Another concern is state intervention. It will become much easier for governments to completely block payments on certain transactions, giving those with a dim view of press freedom the power to prevent a CBDC from being used to pay for newspapers from foreign sellers.
The Atlantic Council said that citizens could pull out too much money from the banks at once by purchasing CBDCs, triggering a run on banks, affecting their ability to lend and sending a shock to interest rates. This is especially a problem for countries with unstable financial systems.
Due to the perceived risks, the UK government concluded in January 2022 that there is no convincing case for launching a CBDC. While it may provide some advantages, it could present “significant challenges for financial stability and the protection of privacy”.
The UK Treasury and the Bank of England have since launched a public consultation on a potential digital pound—dubbed the britcoin—in a bid to further weight the benefits and risks.
In February of this year, Jeremy Hunt, the UK’s chancellor, said: “While cash is here to stay, a digital pound issued and backed by the Bank of England could be a new way to pay that’s trusted, accessible and easy to use.
“That’s why we want to investigate what is possible first, whilst always making sure we protect financial stability.”
The Riks Bank spokesperson told FinTech Intel that there are risks whether a CBDC is not used enough or is too successful. “There is a fine balance between two opposite risks. If a CBDC is ‘too successful’ it risks crowding out private payment solutions and financial intermediation.
“This risk can off course be handled in various ways, for example, by introducing measures to disincentivise excessive holding of a CBDC. If a CBDC is ‘not successful enough’ this will affect adoption and usage negatively.”

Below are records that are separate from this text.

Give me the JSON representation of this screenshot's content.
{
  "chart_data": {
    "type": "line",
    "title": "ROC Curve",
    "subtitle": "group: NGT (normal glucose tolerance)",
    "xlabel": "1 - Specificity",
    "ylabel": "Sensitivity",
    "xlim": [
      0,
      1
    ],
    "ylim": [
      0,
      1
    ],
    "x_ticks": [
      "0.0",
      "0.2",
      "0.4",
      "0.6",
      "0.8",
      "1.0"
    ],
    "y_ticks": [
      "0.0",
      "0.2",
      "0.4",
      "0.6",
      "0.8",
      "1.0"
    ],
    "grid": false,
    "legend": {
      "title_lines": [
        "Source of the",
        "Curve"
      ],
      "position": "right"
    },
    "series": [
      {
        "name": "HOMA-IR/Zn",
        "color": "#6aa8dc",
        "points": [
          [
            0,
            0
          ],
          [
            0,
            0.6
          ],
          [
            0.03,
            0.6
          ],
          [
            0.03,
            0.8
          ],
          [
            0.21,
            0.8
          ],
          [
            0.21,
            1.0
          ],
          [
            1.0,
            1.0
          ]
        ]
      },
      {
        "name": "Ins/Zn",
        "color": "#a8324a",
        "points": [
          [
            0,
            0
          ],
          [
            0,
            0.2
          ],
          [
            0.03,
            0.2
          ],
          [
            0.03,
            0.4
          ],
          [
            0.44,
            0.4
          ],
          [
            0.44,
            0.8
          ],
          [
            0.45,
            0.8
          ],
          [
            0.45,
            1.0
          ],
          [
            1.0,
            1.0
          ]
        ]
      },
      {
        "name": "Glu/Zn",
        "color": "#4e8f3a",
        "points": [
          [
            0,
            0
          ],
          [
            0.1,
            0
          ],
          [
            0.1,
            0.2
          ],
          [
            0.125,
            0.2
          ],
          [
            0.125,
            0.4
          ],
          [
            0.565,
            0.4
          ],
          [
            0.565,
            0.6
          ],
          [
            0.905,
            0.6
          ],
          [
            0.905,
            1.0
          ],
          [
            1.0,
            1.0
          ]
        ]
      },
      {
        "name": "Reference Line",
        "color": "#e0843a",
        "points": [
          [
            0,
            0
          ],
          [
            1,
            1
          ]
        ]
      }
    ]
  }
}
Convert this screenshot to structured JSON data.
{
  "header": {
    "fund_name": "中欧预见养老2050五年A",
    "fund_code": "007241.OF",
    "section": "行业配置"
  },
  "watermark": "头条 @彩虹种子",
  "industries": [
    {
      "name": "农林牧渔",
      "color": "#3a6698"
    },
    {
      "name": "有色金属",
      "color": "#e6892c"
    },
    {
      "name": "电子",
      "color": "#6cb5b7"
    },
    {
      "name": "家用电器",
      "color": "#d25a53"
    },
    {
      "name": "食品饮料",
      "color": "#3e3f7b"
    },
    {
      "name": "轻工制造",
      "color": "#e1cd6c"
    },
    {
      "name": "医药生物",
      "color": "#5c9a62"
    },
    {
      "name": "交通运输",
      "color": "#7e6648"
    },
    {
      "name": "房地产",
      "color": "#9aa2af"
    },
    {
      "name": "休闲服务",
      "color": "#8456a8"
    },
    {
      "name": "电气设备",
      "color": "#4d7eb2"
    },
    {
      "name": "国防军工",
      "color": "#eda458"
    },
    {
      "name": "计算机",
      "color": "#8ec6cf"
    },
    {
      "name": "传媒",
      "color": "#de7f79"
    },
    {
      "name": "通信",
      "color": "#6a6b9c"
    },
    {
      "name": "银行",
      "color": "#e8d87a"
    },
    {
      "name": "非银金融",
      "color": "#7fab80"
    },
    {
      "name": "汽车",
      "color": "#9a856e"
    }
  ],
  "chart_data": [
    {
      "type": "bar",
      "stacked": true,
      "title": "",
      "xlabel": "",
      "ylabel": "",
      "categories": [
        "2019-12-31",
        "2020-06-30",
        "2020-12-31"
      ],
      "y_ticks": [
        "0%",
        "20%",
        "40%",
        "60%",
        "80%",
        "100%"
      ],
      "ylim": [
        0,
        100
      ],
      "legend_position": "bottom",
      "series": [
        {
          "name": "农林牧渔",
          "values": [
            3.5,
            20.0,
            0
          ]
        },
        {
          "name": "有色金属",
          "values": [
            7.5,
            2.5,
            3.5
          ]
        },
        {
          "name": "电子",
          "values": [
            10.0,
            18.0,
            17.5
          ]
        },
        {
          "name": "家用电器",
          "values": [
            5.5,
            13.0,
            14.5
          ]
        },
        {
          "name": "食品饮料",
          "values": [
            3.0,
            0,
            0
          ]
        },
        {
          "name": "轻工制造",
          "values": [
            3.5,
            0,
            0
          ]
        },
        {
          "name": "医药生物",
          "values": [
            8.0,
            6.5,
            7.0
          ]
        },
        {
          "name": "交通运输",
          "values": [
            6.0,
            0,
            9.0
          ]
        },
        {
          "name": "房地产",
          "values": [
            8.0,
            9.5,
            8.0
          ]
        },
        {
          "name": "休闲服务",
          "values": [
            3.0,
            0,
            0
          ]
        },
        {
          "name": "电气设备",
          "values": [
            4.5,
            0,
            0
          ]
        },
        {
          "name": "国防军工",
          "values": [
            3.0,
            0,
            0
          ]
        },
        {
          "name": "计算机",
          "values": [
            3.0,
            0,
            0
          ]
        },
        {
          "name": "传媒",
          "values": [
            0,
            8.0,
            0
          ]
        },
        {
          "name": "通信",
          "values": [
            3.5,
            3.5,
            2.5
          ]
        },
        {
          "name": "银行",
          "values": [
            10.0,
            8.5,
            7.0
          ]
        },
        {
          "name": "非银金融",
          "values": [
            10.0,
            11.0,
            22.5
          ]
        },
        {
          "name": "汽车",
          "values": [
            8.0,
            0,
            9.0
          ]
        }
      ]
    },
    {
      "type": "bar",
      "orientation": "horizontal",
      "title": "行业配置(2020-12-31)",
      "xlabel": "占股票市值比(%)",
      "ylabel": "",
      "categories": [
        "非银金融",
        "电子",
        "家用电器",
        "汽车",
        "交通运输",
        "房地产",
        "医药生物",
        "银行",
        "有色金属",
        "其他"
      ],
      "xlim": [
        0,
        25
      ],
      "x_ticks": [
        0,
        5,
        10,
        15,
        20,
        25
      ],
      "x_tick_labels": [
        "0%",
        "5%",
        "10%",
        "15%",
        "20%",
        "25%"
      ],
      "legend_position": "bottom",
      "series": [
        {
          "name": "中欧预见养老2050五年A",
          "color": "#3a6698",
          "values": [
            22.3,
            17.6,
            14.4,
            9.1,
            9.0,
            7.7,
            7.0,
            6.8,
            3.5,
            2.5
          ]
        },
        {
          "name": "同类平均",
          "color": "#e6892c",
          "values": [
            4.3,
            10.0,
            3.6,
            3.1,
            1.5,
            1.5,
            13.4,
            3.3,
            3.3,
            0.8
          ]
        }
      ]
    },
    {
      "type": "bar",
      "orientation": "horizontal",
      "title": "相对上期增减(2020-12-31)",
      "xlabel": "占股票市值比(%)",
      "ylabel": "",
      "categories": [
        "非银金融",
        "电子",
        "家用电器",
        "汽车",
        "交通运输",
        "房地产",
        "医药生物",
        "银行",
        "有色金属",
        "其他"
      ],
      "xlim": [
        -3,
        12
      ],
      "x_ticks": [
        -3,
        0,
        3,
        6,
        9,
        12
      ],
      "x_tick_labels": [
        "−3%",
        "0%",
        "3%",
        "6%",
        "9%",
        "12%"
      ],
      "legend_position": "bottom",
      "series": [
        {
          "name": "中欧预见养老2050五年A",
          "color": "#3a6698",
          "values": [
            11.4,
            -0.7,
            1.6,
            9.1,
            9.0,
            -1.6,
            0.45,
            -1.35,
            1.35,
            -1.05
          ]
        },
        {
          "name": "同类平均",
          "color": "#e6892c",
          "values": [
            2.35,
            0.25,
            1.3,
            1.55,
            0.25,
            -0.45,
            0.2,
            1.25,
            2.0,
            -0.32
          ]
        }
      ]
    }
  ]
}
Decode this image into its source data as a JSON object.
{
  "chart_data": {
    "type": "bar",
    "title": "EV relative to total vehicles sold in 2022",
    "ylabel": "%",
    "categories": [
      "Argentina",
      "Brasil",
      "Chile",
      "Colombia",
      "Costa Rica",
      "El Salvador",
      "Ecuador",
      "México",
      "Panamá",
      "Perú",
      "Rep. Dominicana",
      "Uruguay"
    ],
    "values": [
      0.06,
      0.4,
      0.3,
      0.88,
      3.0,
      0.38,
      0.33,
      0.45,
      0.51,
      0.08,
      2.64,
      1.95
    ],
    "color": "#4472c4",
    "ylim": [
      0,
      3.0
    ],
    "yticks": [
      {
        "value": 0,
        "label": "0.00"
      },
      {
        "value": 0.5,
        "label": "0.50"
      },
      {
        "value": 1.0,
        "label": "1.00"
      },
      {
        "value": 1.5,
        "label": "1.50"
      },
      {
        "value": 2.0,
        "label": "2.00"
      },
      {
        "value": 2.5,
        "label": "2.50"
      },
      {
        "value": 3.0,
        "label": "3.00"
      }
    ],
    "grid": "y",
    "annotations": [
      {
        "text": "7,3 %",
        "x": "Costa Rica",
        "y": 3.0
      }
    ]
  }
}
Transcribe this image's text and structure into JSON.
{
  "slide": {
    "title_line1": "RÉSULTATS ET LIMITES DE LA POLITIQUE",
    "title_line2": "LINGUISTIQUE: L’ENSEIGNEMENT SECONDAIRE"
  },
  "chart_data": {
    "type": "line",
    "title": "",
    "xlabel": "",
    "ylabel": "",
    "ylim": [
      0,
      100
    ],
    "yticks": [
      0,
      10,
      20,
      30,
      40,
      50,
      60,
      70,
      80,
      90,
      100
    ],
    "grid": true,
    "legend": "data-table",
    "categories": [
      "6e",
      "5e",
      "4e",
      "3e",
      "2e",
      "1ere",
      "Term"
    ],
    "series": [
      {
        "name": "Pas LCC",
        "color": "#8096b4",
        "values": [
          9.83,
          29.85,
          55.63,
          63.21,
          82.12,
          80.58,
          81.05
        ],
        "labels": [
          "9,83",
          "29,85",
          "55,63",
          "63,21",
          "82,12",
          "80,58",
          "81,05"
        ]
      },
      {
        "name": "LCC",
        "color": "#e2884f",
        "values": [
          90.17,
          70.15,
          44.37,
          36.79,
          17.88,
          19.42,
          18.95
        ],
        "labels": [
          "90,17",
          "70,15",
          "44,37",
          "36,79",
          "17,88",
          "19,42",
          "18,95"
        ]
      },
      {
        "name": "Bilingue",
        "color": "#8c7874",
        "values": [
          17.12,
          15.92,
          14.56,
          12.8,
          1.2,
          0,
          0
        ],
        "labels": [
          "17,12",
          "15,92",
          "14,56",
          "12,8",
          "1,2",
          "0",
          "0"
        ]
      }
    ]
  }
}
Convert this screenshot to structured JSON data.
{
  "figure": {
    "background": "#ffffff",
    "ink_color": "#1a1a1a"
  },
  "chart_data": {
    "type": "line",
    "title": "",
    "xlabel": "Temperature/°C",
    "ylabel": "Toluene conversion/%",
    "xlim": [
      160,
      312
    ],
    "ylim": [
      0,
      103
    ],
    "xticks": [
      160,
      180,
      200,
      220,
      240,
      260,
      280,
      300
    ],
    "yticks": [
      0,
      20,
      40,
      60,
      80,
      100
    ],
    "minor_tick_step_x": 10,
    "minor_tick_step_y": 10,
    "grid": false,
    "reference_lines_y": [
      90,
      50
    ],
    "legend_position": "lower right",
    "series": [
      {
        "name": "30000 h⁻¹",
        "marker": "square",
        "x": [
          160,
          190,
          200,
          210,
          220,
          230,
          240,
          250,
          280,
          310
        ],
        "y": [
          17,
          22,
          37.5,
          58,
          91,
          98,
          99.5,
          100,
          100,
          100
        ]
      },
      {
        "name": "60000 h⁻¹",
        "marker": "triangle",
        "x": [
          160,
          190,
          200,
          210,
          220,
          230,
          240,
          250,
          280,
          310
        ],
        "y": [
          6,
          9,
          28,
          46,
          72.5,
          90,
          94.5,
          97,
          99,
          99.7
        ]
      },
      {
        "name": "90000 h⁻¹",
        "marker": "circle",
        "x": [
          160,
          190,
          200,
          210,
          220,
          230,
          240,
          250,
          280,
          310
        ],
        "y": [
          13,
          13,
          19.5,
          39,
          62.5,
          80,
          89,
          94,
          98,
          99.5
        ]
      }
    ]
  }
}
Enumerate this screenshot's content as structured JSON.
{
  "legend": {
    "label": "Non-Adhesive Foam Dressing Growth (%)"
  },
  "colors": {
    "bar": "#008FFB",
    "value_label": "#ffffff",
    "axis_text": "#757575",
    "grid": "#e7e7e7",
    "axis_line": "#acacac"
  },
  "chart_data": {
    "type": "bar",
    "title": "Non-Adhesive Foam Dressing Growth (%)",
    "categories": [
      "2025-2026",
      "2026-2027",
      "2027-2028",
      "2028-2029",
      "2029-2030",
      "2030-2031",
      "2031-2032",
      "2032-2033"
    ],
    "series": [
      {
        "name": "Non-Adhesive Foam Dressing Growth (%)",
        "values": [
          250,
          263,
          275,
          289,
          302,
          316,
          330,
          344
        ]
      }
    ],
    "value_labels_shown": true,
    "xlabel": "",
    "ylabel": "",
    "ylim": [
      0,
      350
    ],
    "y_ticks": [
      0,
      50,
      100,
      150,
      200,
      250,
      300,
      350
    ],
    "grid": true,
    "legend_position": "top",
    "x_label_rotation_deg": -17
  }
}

Solutions to these various problems are currently being explored. One idea for privacy is to use a modified two-tier system. Central bank digital money could be available to the general public as a direct claim on the central bank, just as cash is now.
Individual users could be given access to the CBDC based on a password-like digital signature using a private-public key cryptography, without requiring personal identification.
Another solution would be a digital identity scheme, replacing physical identity checks currently used.
One example is the sand dollar. Users of the Bahamian digital currency can hold up to $500 without providing any information to set up an account, but those wishing to hold up to $8k must pass identity checks.
The Riks Bank spokesperson commented on the barriers CBDCs face: “The principle of co-existence of CBDC and other forms of money require a certain degree of interoperability. Examples of barriers to achieve such interoperability could be technical, commercial and legal.
“In addition, given the vast supply of private digital monies and value-added services available today, end-users may lack incentives to fully appreciate the benefits of a CBDC.”
Many central banks are still in the experimenting or testing phase. Around 80% of central banks are exploring CBDCs and 14% are already deploying CBDC pilot projects.
The overriding concern on whether to introduce a CBDC should be its benefit to the public.
For CBDCs to be accepted globally, the Riks Banks spokesperson said: “Any CBDC, regardless in which market or country it exists, need to be carefully designed to ensure it supports competition in the ecosystem and ensure usability for the end-user. This will be key for adoption and wider acceptance of a CBDC.”